5) Pour conclure, ma réponse personnelle à la question posée par Luyssen de savoir « comment lire et étudier Louis Althusser à la lumière de cette affaire » a été d'y venir après avoir lu et étudié... les œuvres sociologiques de Legotien dont j’avais compilé sur ce blog la bibliographie en novembre 2022. L’été précédent, je m'étais lancée dans mes recherches avec l'idée radicale que je pourrais lire Legotien sans lire Althusser. Ce dernier suggère d'ailleurs dans L'Avenir dure longtemps qu'il n'avait rien à voir avec le travail sociologique de sa femme, ni à la SÉDÉS ni ailleurs.
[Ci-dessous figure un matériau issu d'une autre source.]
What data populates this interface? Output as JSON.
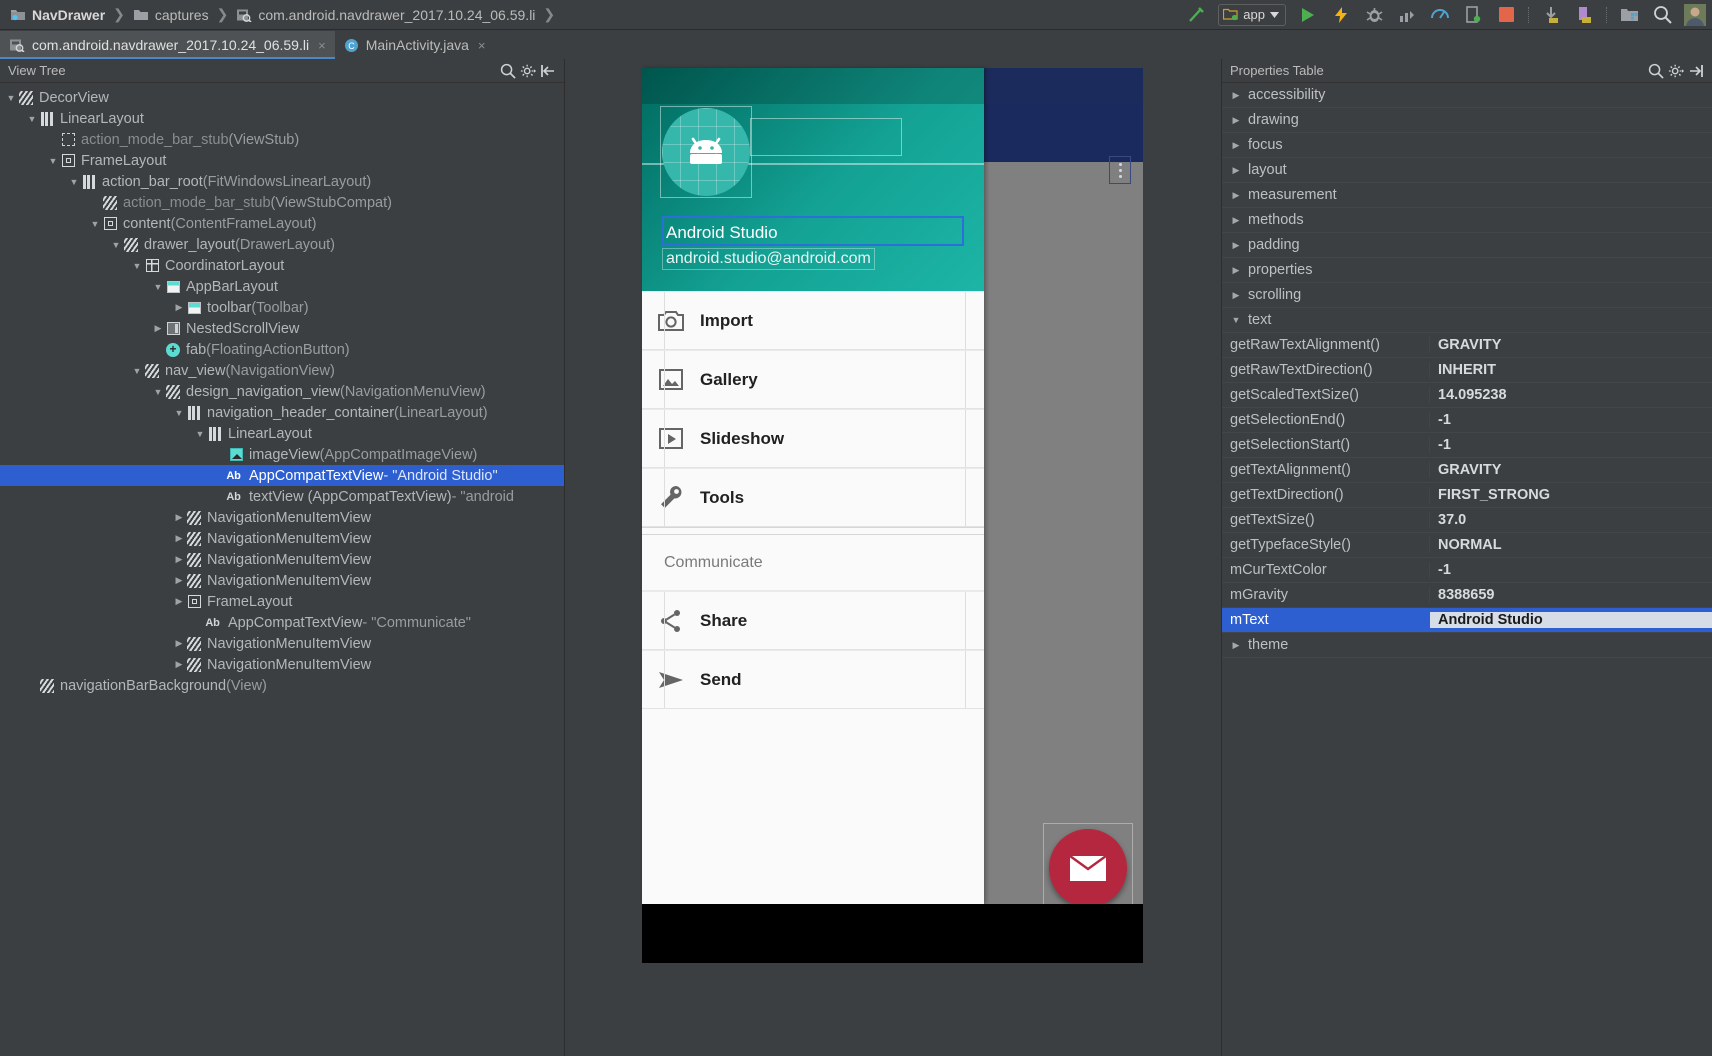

Cependant, pour faire droit à l'œuvre sociologique que j’ai découverte à l’IMEC et dans laquelle Legotien, elle-même, fait le choix de citer fréquemment des passages de Lire le Capital et des travaux de jeunes anthropologues althussériens, j'ai renoncé à un tel principe. Après avoir étudié les archives de Legotien, j'ai pu lire avec intérêt Lire le Capital (PUF) et Sur la reproduction (PUF), même si ces deux textes sont ardus pour qui n’a pas étudié la philosophie. J'ai aussi pu relire L'Avenir dure longtemps et les Lettres à Hélène (Grasset) et, contrairement à l'époque où, étudiante, je les lisais avec peine et avec l’envie mêlée de brûler de tels « torchons » et de sermonner mes camarades qui s'intéressaient moins à Legotien que moi, j’ai découvert qu’il était aussi (et surtout ?) possible de faire des textes d’Althusser une lecture à la fois scientifique et susceptible d’honorer la mémoire d’Hélène Legotien.